-Pero, ¿quién es toda esta gente? -interrogó alarmado Manolo Fontajo.
-Pero, ¿quién es este crío? -le respondió a la gallega el propietario del local.
-¡Cariño, no te lo vas a creer, el tarado ese de Romera nos ha traído a un sitio rarísimo y nos han bañado a la niña en whisky! Dime la dirección del salón del banquete, que ahora mismo me cojo un taxi y me voy para allá -era, lógicamente, la mamá de Clarita.
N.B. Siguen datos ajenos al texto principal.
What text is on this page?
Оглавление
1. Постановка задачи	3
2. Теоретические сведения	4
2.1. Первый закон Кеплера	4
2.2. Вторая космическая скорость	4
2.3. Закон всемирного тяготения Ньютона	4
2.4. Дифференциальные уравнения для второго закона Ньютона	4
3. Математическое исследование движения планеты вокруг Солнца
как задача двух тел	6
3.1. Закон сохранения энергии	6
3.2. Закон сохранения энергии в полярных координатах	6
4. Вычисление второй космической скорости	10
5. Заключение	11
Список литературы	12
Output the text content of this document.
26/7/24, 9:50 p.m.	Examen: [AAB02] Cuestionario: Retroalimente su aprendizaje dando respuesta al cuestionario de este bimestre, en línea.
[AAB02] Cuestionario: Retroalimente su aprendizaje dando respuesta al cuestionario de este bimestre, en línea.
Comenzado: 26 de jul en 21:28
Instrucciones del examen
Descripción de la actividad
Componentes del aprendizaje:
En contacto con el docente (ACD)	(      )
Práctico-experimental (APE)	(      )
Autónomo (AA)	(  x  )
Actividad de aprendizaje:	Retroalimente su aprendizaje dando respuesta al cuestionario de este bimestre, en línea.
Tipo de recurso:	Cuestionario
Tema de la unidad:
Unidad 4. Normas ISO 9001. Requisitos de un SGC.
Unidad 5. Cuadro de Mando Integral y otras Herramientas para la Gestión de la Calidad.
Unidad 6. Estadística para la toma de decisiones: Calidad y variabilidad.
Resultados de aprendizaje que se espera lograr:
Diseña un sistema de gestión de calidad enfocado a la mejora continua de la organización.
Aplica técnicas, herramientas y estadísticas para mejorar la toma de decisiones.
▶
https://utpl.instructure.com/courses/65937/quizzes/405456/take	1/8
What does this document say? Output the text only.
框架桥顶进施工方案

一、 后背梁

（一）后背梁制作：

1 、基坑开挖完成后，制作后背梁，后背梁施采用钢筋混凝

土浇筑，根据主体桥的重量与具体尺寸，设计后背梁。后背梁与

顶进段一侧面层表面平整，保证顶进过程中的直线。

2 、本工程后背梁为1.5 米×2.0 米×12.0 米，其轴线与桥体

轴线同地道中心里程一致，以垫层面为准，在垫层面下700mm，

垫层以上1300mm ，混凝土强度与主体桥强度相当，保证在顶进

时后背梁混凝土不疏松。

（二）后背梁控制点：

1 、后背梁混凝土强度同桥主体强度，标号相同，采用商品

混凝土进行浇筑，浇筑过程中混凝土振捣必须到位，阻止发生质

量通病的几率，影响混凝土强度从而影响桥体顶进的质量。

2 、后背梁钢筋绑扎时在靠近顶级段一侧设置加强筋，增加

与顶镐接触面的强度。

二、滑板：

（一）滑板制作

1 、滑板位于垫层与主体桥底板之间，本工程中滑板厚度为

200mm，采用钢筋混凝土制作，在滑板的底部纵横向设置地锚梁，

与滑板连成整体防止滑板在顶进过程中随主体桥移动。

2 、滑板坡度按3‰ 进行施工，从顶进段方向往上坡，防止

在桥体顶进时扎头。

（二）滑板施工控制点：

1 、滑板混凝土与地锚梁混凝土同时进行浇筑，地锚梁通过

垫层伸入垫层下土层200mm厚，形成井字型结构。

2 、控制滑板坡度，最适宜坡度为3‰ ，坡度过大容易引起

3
-Me permitirá que yo abone lo que nos cueste el taxi -saltó Azarías Romera, por intentar arreglar lo inarreglable.
-¡Yo a usted no le permito ni que nos acompañe!
-Pero, ¿qué sitio es este hija mía!
-¡Don Álvaro!, ¿qué hace usted aquí?
Era Don Álvaro Ñoque Rizobi -agustino recoleto, amigo de la familia de toda la vida y -por extensión- el sacerdote que había administrado el bautismo a la pequeña Clarita.
-Os he venido siguiendo en mi coche.
-Pues dese la vuelta que nos vamos, ahora le explico ¡Qué pesadilla de banquete de bautizo!
-Sí, vámonos.
-¡De aquí no se mueve nadie!
La Policía, que, respondiendo a un chivatazo de que aquel local no tenía más de dos y más de tres cosas en regla, se personaba en forma del inspector Carlos Luagasa y sus muchachos.
-¿Cómo que no se vaya? ¡Oiga, que yo soy el padre Alvaro Ñoque, agustino recoleto.
Manolo Fontajo se giró hacia el sacerdote para intentar tranqulizarle.
-No pasa nada, hombre, si el problema lo va a tener el dueño de todo esto. ¿Es la primera vez que se ve envuelto en una redada en un puti-club?
-¡Por supuesto que sí!
-Hay una primera vez para todo, compañero Don Álvaro!